The City of Dayton is pursuing legal action to recover costs associated with protecting its drinking water from PFOS contamination.
Mayor Nan Whaley announced the City of Dayton has filed a lawsuit in federal court naming defendants 3M Company, Buckeye Fire Equipment Company, Chemguard, Inc., Tyco Fire Products L.P., and National Foam, Inc. These companies manufactured, marketed and sold a firefighting foam product that contained PFOS chemicals.
The City of Dayton has undertaken the costs of making sure that these chemicals do not further endanger the public water supply. The lawsuit seeks to recover damages for treatment and removal of these contaminants from the public drinking water.
PFOS and related chemicals are toxic and non-biodegradable and move easily through soil and groundwater. They can pose serious risks to human health and safety.

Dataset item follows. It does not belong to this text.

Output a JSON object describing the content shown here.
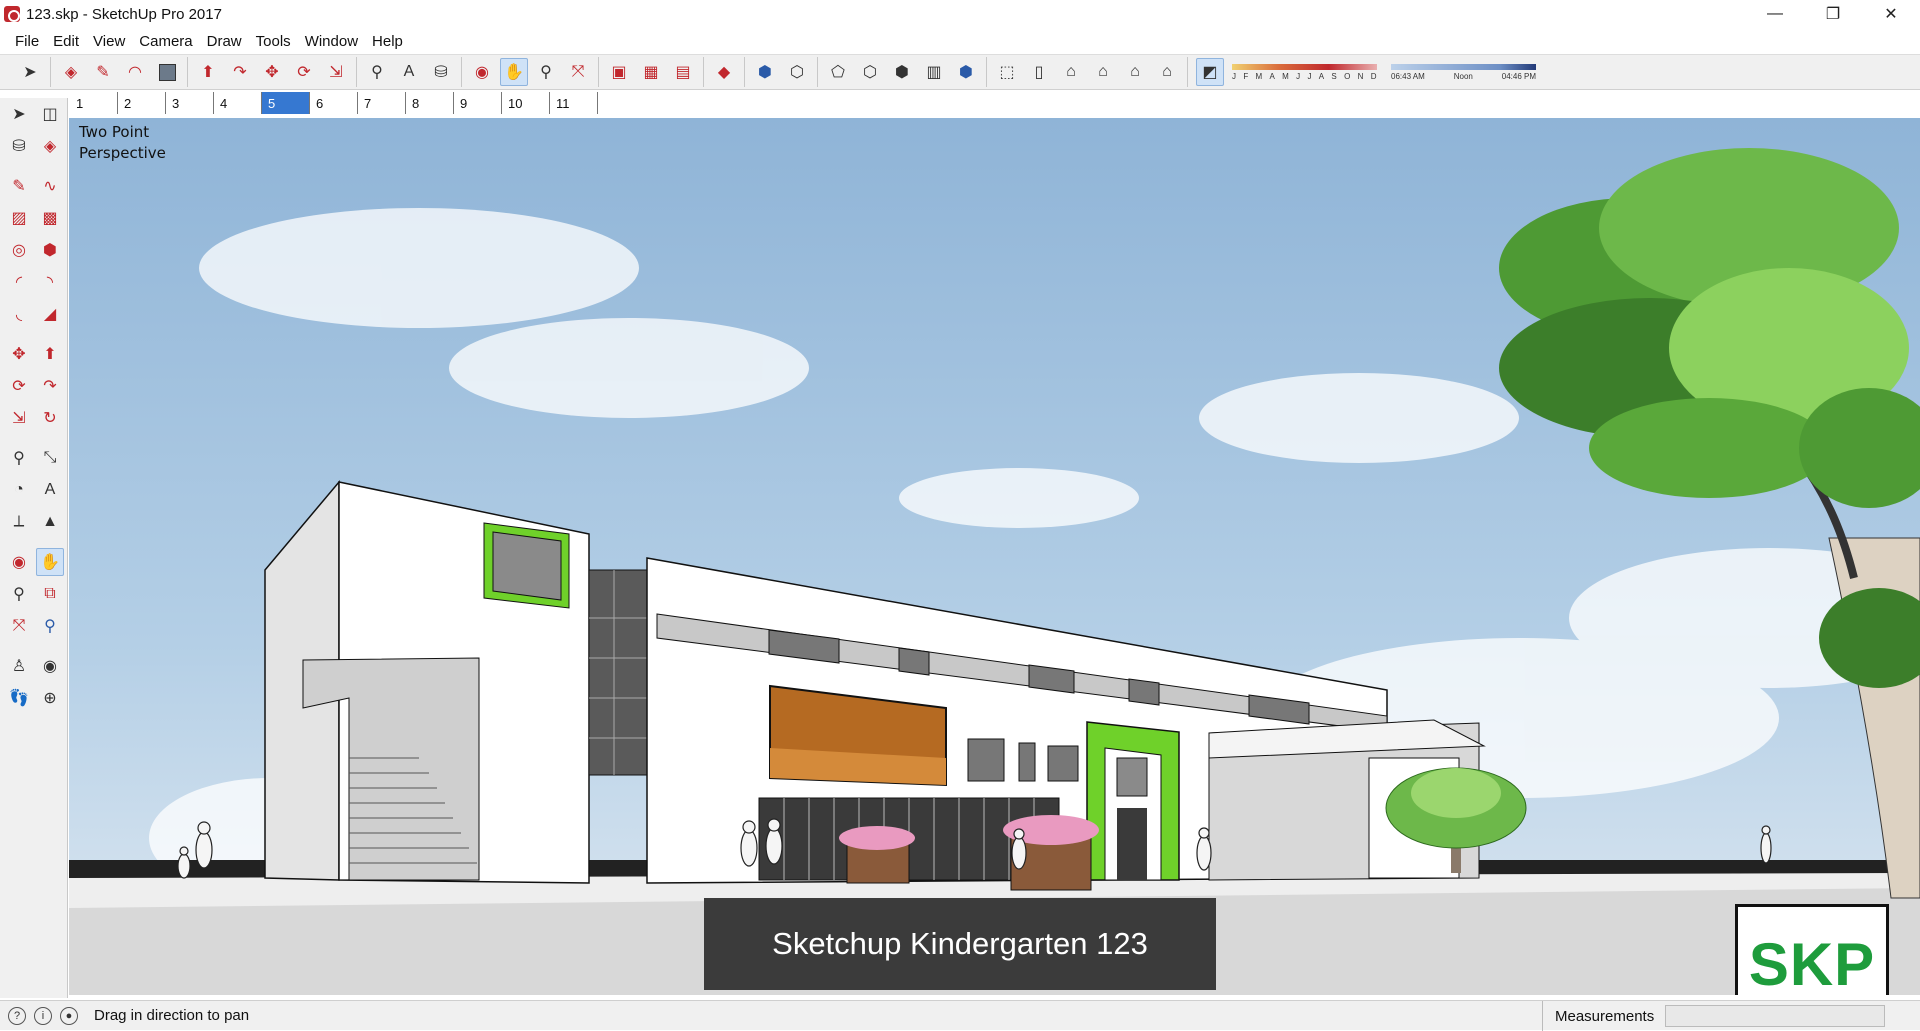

The City of Dayton believes that concerns about PFOS contamination were caused and created by these companies' products and that they have been aware for more than 40 years that the chemicals were toxic but chose to place profits over human health.
Despite the manufacturers' knowledge of potential harm, these products were used for decades for firefighting and fire training by civilian and military airports, fire departments--including the City of Dayton--and in industrial facilities, including some throughout Dayton. These products were only used by the City of Dayton because the City was unaware of the serious risk posed.

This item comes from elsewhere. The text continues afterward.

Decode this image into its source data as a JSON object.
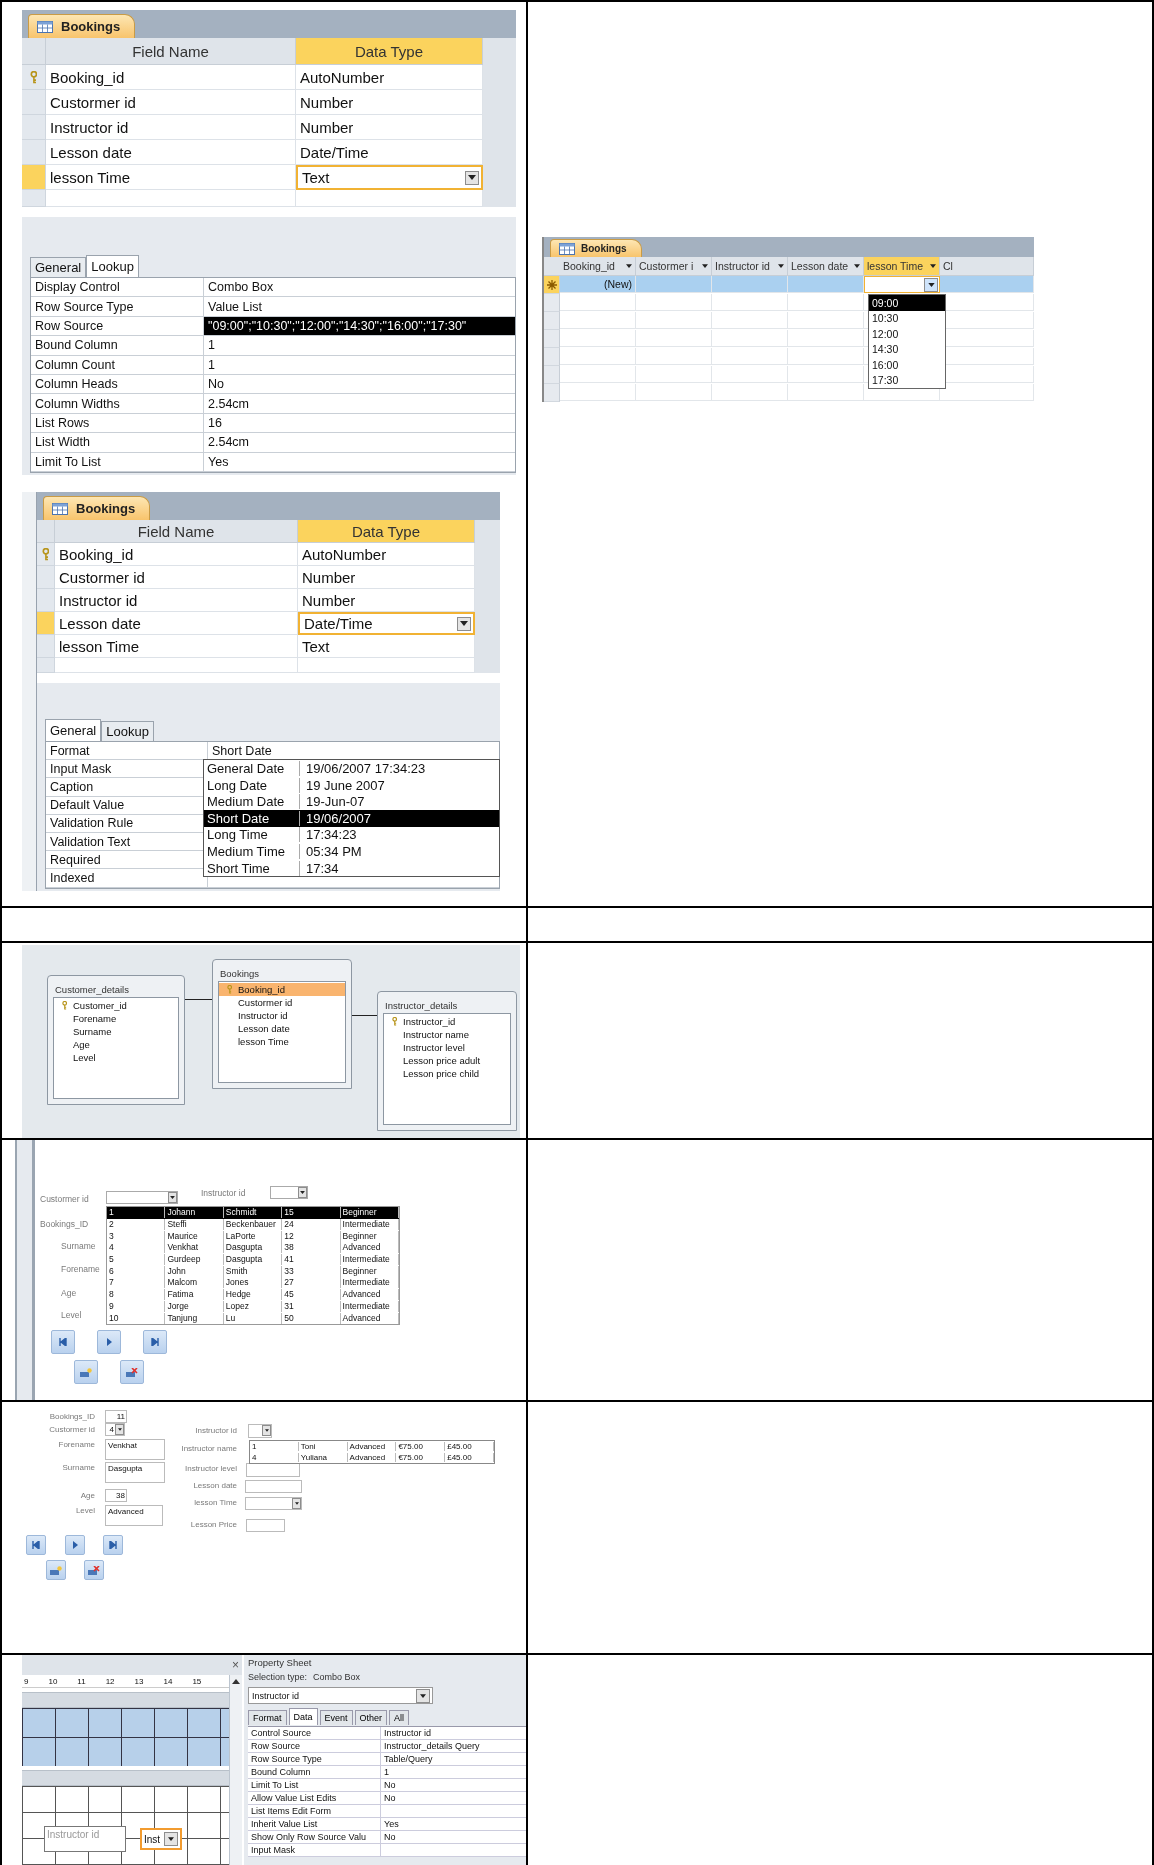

The City has and will continue to spend funds to protect the water supply and to modify infrastructure to ensure that water remains clean and safe. Ratepayers should not be responsible for cleaning up the contamination caused by these companies' products.
Dayton's water is and will continue to be safe. The City of Dayton remains vigilant in protecting the water supply and will continue to work closely with Wright-Patterson Air Force Base and the Ohio EPA to make sure that the City is doing everything possible to ensure the community continues to have access to clean, safe water. A key part of this vigilance is holding those who created the hazard responsible.